Sie hätten meiner Meinung nach ein gutes Beispiel und Vorbild, einen Staatschef einer christdemokratischen Partei, also sogar Ihres Lagers, nämlich jenen Luxemburgs. Dieser Staatschef gibt vor, was eine eigenständige Politik sein kann – auch als Mitgliedsland der Europäischen Union und auch in Vorbereitung beziehungsweise innerhalb einer Präsidentschaft, in der sie eigene Akzente setzen, eigene Vorstöße machen, eigene Vorschläge plazieren. Sie sollten allerdings nicht, wie Sie das während und vor der Amsterdamer Konferenz getan haben, irgendwo Wortspenden fallenlassen, sondern Ihre Position in den Gremien vor Ort auch tatsächlich vertreten und auch dafür einstehen.
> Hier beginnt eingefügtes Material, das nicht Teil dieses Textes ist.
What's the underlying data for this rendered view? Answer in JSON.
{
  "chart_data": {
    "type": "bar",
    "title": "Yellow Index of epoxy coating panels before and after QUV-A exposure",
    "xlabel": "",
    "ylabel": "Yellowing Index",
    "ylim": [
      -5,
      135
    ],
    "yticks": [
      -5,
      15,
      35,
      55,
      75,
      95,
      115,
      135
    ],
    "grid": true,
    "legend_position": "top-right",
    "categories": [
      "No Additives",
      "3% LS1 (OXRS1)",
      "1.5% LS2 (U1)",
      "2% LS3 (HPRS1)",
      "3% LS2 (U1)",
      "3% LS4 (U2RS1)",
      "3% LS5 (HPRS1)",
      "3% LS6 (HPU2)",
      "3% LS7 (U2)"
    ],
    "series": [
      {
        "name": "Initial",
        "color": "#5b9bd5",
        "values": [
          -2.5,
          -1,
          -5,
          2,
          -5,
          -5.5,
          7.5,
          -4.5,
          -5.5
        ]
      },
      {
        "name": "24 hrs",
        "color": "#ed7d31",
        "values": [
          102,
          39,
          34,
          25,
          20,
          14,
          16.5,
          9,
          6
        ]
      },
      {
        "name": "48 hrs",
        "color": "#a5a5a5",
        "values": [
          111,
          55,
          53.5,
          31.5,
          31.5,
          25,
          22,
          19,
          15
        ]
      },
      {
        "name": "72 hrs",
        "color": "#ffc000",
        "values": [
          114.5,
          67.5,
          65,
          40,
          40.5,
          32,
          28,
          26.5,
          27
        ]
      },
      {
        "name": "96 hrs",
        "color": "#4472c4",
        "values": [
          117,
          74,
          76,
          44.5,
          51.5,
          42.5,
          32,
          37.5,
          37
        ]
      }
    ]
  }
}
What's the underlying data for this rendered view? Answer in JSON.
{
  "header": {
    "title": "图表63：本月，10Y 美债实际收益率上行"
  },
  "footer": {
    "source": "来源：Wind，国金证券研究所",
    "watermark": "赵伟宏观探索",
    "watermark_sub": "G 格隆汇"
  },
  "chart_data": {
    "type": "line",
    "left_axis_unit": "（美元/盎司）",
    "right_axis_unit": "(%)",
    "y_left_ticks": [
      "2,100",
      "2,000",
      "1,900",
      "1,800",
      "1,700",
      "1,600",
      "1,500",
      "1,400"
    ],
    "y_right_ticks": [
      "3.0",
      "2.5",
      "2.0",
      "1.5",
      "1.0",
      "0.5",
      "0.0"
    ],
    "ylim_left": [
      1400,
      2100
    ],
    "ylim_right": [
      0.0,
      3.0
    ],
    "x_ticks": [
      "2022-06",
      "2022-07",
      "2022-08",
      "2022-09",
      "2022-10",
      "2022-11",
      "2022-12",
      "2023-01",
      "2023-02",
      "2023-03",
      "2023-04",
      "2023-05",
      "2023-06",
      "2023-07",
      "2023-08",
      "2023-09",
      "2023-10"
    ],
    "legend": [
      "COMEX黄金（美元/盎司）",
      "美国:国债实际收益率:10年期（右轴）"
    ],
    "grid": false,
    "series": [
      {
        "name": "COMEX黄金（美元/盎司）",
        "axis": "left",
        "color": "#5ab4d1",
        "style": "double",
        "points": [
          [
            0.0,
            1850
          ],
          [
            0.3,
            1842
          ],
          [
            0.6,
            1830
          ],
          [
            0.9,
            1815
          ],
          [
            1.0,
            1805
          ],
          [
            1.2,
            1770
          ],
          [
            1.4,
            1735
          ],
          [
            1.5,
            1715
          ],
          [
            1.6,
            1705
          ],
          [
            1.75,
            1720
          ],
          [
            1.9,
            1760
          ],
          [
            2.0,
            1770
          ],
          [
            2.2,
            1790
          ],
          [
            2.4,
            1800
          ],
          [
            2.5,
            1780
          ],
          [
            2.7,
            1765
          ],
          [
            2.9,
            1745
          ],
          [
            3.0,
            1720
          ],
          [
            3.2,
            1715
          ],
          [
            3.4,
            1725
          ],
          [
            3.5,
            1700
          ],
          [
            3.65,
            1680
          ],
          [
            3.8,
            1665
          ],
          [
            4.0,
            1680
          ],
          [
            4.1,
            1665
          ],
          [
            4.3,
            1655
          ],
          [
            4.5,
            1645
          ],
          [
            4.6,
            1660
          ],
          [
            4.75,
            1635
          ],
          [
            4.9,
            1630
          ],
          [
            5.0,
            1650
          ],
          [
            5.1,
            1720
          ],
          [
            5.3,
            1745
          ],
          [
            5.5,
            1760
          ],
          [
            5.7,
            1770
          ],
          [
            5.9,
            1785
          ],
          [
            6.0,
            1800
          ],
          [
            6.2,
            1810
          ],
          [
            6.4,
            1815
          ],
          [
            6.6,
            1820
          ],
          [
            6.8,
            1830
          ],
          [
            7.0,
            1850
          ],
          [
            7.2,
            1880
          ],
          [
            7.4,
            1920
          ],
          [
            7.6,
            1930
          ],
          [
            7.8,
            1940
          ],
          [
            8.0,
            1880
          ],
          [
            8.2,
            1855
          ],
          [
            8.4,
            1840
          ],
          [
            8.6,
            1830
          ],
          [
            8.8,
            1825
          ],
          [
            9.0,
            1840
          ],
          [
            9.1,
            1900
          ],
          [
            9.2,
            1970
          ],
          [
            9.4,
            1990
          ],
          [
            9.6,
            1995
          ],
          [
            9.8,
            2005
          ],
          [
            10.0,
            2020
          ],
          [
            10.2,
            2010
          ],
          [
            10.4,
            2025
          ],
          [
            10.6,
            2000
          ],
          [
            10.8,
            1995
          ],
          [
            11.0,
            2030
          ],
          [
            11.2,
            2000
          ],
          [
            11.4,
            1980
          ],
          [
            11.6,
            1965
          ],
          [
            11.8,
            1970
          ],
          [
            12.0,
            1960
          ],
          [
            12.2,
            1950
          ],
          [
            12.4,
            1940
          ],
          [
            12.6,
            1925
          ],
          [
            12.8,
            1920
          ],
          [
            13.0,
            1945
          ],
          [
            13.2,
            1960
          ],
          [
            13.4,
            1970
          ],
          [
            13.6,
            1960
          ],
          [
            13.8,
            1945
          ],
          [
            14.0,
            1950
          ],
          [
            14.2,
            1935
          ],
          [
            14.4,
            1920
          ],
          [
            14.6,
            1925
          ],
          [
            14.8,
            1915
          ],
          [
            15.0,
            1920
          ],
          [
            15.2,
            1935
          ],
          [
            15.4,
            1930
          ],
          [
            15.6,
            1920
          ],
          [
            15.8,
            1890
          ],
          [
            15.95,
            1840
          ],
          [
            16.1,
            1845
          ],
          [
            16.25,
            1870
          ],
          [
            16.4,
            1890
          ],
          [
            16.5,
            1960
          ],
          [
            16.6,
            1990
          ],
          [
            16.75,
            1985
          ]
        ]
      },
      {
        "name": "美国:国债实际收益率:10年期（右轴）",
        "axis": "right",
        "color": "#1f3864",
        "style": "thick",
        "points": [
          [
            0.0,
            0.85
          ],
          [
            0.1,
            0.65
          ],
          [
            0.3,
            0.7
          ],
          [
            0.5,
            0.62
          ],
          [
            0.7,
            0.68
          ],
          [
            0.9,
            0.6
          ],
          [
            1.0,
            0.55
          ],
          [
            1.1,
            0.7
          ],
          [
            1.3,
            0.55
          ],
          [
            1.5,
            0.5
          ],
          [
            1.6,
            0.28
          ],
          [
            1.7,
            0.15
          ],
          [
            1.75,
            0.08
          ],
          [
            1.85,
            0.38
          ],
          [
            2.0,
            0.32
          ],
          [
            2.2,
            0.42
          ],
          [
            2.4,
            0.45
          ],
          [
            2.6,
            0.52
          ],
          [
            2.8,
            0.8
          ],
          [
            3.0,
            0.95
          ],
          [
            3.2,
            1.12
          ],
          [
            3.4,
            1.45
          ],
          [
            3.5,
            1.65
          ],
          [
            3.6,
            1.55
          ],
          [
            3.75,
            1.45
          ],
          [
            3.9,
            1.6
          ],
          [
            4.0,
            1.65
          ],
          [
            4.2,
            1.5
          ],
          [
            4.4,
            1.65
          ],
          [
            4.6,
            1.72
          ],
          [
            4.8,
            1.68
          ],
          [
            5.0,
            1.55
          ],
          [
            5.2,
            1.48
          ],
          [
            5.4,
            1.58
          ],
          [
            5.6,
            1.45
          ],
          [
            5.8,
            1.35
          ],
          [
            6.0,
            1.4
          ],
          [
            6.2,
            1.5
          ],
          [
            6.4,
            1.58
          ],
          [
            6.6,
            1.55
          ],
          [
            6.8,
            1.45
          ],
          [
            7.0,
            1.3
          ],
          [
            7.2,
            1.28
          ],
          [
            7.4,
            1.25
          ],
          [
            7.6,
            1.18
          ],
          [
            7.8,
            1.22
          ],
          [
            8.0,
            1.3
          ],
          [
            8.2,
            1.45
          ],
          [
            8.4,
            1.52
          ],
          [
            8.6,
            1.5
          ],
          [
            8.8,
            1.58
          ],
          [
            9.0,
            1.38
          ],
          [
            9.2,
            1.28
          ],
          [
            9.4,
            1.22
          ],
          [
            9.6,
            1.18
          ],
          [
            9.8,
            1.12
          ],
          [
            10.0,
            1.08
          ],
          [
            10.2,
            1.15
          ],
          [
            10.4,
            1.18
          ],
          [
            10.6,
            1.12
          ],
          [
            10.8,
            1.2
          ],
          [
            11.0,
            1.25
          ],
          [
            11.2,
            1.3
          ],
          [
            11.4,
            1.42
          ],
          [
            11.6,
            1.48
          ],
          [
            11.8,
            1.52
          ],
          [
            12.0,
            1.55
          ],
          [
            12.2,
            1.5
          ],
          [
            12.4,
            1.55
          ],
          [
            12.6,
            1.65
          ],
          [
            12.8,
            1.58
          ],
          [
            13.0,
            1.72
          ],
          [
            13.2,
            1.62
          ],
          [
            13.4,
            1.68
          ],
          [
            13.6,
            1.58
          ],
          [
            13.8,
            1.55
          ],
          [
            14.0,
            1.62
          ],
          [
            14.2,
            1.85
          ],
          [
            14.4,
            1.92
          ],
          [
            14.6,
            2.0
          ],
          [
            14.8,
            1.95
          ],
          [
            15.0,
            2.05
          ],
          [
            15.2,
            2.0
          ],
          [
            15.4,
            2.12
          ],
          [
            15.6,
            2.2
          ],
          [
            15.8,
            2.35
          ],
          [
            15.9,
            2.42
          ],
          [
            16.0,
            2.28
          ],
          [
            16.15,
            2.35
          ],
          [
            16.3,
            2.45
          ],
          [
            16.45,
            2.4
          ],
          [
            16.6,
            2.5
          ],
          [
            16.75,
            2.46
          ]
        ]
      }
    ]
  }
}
Aber die österreichische Außenpolitik wurde auf eine kaum mehr vorhandene Wahrnehmbarkeit reduziert! Wenn wir heute oder in den vergangenen Wochen die Zeitungen gelesen haben, dann mußten wir erkennen, daß die österreichische Außenpolitik in der Öffentlichkeit kaum mehr wahrgenommen wird. Sie liegt offensichtlich auch unter der Wahrnehmungsgrenze der Medienberichterstatter. Das, bitte, ist nicht durch die Mitgliedschaft in der Europäischen Union vorgegeben! Im Gegenteil! (Beifall bei den Grünen sowie der Abg. Dr. Gredler. )

Zum Abschluß sei mir noch folgender Vergleich erlaubt. Ich habe mir heute überlegt, was eigentlich der Unterschied zwischen Ihrem Amtsvorgänger, dessen Politik ich in keiner Weise geteilt habe (Abg. Mag. Kukacka: Da wird er sehr traurig sein!)  – ich glaube, Sie wissen, was er in der Außenpolitik vertreten hat –, und Ihnen ist. Aber ich muß Ihnen sagen, Ihr Amtsvorgänger hatte so etwas wie Leidenschaft für die Außenpolitik. (Abg. Schieder: Und für Kroatien!) Alles, was er getan hat, hat er wirklich mit Herz getan, auch in Kroatien, auch in jenen Fällen, wo ich überhaupt nicht seiner Meinung war.

Aber die Außenpolitik war spürbar und wahrnehmbar! Auch wenn ich seine Meinung nicht geteilt habe, ich konnte darüber wenigstens diskutieren, Herr Kollege Schieder! Ich konnte mich mit den Positionen auseinandersetzen. Sie waren nicht meine, aber ich konnte diskutieren und darüber streiten. – Die gegenwärtige Außenpolitik ist nicht vorhanden, sie gibt mir nicht einmal die Gelegenheit, darüber in einer Debatte zu diskutieren und zu streiten. Das ist der Unterschied! (Beifall bei den Grünen und beim Liberalen Forum.)

10.13

Präsident Dr. Heinz Fischer: Nächster Redner ist Herr Abgeordneter Dr. König. Er hat das Wort.

10.13

Abgeordneter Dkfm. DDr. Friedrich König (ÖVP): Herr Präsident! Hohes Haus! Meine sehr geehrten Damen und Herren! Im nächsten Jahr wird es in der EU zu zwei historischen Weichenstellungen kommen. Es sind dies die Osterweiterung und der erste Schritt zum Euro mit der Auswahl jener Länder, die als erste der Währungsunion angehören werden. Die Präsidentschaft Österreichs in der zweiten Hälfte des Jahres 1998 wird daher wesentlich von diesen Weichenstellungen geprägt sein.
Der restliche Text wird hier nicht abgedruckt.